Well this might end up being lengthy… I have a lot of stuff to address. First let me put up a disclaimer here – I have pretty much zero science background except what I’ve been reading in books. I’ve been branching into reading about physics, quantum mechanics, and the hunt for a theory of everything out of my own curiosity. Also, this book was written in 2001 so there have probably been plenty of changes to the scientific fields discussed in this book since there. Still, it seemed like a good starting point for me to learn a bit more about the hunt for a theory of quantum gravity.

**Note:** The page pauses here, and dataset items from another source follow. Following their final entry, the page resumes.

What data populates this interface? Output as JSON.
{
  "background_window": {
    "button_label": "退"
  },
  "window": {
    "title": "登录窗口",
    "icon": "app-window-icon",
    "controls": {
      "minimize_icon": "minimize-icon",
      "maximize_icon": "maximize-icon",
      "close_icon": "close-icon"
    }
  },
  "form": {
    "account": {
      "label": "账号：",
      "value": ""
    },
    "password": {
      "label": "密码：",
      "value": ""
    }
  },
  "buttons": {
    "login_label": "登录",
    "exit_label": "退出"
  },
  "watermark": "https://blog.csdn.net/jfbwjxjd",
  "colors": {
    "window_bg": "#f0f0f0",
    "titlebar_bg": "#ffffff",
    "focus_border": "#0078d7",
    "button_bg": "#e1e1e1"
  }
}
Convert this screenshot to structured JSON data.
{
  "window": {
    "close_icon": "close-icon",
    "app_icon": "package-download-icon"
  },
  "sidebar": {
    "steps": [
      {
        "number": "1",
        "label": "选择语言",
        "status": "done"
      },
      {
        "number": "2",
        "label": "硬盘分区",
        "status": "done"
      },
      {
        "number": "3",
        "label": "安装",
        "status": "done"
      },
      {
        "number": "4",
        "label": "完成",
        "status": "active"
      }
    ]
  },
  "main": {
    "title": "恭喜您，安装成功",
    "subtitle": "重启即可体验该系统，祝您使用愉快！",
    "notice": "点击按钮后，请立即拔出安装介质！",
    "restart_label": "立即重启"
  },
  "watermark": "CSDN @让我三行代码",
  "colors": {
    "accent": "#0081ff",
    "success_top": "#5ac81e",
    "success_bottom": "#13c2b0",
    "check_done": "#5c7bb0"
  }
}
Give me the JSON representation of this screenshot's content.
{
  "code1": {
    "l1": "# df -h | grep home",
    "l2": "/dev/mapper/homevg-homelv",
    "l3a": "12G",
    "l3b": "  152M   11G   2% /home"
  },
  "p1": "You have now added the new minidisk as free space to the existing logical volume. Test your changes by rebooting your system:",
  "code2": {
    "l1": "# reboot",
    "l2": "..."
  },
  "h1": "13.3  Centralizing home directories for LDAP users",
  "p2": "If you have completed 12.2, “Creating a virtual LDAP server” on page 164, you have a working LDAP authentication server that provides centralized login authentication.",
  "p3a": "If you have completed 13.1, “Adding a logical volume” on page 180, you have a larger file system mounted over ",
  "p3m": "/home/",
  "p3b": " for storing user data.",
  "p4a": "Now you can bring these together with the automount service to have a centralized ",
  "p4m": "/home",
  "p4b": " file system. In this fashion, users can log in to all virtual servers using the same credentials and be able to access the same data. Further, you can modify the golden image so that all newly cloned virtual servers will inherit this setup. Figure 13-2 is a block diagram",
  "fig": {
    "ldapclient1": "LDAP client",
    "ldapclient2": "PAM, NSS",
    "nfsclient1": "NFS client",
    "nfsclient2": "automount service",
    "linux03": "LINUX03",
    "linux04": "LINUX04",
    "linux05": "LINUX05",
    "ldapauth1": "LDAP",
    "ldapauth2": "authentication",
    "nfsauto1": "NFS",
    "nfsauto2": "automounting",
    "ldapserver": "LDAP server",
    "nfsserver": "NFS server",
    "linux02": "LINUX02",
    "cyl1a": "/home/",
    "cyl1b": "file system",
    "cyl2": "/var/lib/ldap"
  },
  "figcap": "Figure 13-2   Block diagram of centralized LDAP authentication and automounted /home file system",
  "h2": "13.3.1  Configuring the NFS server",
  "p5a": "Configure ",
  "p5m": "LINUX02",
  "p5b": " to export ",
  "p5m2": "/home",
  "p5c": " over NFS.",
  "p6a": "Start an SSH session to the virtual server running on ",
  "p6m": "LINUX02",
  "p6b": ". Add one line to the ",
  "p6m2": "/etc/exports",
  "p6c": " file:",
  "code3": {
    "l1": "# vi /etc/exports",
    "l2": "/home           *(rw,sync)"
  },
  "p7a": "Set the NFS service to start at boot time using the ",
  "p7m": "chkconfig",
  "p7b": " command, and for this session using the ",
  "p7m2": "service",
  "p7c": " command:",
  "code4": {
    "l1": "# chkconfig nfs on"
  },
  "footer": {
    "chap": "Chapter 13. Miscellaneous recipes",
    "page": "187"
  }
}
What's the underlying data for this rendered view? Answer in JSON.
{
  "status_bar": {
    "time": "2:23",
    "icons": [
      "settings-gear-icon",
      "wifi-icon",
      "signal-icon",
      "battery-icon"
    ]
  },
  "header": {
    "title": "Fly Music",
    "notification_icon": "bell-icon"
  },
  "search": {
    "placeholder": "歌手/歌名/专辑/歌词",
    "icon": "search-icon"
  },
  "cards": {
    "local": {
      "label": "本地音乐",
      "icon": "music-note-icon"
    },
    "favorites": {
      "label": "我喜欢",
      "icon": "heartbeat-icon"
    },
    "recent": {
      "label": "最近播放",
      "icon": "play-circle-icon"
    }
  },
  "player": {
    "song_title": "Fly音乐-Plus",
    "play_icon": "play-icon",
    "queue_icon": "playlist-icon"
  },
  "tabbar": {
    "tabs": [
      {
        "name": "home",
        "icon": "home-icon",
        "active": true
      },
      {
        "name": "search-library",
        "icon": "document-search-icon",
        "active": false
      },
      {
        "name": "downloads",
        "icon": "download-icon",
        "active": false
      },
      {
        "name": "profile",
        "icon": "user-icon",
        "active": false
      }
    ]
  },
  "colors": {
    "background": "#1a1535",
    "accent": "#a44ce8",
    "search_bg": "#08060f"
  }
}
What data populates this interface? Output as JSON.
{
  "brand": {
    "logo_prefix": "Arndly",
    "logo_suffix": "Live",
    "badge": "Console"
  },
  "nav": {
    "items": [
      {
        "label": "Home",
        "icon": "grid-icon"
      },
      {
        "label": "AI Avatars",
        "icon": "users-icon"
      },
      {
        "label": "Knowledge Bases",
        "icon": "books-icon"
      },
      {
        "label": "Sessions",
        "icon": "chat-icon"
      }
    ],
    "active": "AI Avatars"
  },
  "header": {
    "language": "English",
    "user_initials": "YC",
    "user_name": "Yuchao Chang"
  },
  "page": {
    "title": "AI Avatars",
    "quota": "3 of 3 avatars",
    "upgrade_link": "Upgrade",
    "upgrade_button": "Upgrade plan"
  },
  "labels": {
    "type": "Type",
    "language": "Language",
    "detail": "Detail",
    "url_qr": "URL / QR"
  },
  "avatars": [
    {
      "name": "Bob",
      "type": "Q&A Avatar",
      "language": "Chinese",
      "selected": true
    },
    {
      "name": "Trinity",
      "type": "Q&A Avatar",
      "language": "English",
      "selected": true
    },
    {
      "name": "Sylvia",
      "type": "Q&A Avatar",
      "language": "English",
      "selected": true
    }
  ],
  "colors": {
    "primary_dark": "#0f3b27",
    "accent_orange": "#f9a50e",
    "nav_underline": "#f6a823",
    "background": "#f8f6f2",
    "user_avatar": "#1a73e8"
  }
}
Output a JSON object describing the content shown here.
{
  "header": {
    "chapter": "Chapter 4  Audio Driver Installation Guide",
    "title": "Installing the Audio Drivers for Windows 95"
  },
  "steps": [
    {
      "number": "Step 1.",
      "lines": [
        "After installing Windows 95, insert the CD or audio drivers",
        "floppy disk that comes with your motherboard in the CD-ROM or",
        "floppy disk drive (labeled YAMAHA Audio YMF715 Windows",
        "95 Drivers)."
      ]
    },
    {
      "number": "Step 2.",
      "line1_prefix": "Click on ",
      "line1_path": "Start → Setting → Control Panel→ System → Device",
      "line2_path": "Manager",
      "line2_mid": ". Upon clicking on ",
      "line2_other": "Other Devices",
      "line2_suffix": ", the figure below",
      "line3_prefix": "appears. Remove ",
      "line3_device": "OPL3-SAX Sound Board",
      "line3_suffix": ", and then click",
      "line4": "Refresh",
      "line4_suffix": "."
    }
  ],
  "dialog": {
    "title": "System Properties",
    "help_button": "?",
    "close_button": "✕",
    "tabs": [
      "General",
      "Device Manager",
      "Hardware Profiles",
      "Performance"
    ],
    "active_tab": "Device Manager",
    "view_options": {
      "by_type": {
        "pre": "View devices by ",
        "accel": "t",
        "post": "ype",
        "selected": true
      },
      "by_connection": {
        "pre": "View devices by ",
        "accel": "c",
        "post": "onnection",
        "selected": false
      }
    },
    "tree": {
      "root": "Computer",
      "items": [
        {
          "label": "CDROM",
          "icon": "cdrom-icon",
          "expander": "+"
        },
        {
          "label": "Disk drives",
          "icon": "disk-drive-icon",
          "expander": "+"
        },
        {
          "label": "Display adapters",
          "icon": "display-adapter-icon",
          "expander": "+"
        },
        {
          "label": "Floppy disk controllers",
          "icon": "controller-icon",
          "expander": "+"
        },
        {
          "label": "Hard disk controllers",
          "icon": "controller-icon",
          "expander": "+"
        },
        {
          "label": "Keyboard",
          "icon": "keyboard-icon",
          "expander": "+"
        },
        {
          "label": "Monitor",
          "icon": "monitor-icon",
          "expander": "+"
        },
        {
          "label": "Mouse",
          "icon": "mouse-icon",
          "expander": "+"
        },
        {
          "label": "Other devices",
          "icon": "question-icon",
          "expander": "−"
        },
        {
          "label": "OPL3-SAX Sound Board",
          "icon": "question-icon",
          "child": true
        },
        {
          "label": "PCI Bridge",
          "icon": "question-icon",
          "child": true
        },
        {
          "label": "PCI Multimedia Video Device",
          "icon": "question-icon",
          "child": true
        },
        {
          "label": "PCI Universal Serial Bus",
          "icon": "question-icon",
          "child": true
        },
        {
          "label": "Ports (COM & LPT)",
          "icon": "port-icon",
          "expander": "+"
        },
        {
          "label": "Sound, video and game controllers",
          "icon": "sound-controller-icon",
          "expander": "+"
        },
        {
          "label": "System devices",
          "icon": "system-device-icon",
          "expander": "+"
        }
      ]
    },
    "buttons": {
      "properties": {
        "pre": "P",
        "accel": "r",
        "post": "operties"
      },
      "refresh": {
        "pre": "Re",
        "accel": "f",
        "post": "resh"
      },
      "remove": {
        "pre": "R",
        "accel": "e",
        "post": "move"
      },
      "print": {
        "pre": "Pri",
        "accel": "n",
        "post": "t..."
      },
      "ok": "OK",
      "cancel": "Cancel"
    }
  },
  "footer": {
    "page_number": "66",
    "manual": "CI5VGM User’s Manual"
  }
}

So, here is the description from the back of the book:
“The Holy Grail of modern physics is the theory of “quantum gravity.” It is a search for a view of the Universe that unites two seemingly opposed pillars of modern science: Einstein’s theory of general relativity, which deals with large scale phenomena like planets, solar systems and galaxies, and quantum theory, which deals with the world of the very small – molecules, atoms, and electrons. In the last few years physicists have made steps toward their goal of a completely new theory of space, time and the universe, a “theory of everything.” In Three Roads to Quantum Gravity, Lee Smolin, who has spent his career at the forefront of these new discoveries, presents for the first time the main ideas behind the new developments that have brought a quantum theory of gravity in right.
Written with exceptional style and clarity, Three Roads to Quantum Gravity confronts the deepest questions of the nature of the universe and provides a preview of some of the remarkable scientific developments we can look forward to in the twenty-first century.”
Lee Smolin does an excellent job leading into the book, as he discusses some basic things about time and space, the logic needed to think about aspects of quantum gravity, the causal structure of the universe, black holes, and entropy. I thoroughly enjoyed the first 7 chapters, as they were interesting and Smolin made the ideas easy to understand and used helpful analogies and images. I can honestly say that I learned a lot here, and that these chapters made the book worth reading.
I do think that Smolin missed his main mark with this book, which was to explain the three leading theories currently being worked on that might end up leading to a true theory of quantum gravity. Two of the theories promised to be discussed are two I’ve heard about before – loop quantum gravity and string theory, and I was really looking forward to learning more about these theories.* And that is where the book took a dive and I got frustrated. Almost two chapters are spent on loop quantum gravity, and while I suppose that I learned some basics about it, I feel like it wasn’t explained as thoroughly as the concepts he discussed earlier in the book. Instead, he spent a lot of time talking about his own schooling and career, because he is a physicist working on loop quantum gravity and helped to create the theory. While that’s nice, this entire book is only 225 pages long – I would have preferred that he left out the personal stuff and instead spent more time actually discussing loop quantum gravity.
The chapter about string theory was where I really started to get upset. I’m not a scientist or physicist, and haven’t “picked a side” between LQG and string theory, because I don’t know much about either one and this book was supposed to be a nice introduction to both for me. Smolin didn’t even seem like he was trying to be objective here. The first several pages of the string theory chapter was a story about Einstein and how even he made mistakes and “we are all equally prone to error” – basically patting string theorists on the head condescendingly and saying “It’s okay that you’re wrong.” He continues to make snide remarks about string theory and all of its flaws, while here and there throwing in a compliment to the things that string theory has done right. By the end of the chapter, I have no better understanding of string theory than when I started.
He tries to rectify this a bit in later chapters, in which he admits that neither LQG or string theory is 100% correct and in fact the two scientific communities really need to work together, because that’s the only way that a true theory of quantum gravity will be developed. He discusses the ways in which the two theories might be merged, and points out that the problem each group is having is exactly the problem that the other group has solved. He ends the book optimistically, saying that if both groups can try to work together and as long as people stay excited about theoretical physics, a theory of quantum theory is within our grasp.
He also includes a postscript in the book, written a year after the book was published, in which he discusses some of the things that have changed since writing the book and what it means for LQG and string theory. And while this was nice, it was unnecessary unless he intended to add a postscript to the book every year. (Which since the postscript was written in 2002, he has not done.)
I think the next science book I read will be written by a string theorist, to give myself a sense of balance.
Sarah Says: 3 stars (2 stars docked because while I did learn a lot, it was not what the premise of the book promised, and because of his haughty attitude towards string theory.)
*(Honestly, I don’t know what the third theory was supposed to be… I think it was black hole thermodynamics, but that doesn’t seem like it’s a theory that anyone is hoping will be the answer to quantum gravity. Rather, I think that black hole thermodynamics is expected to play a part in a final unified theory of quantum gravity / everything.)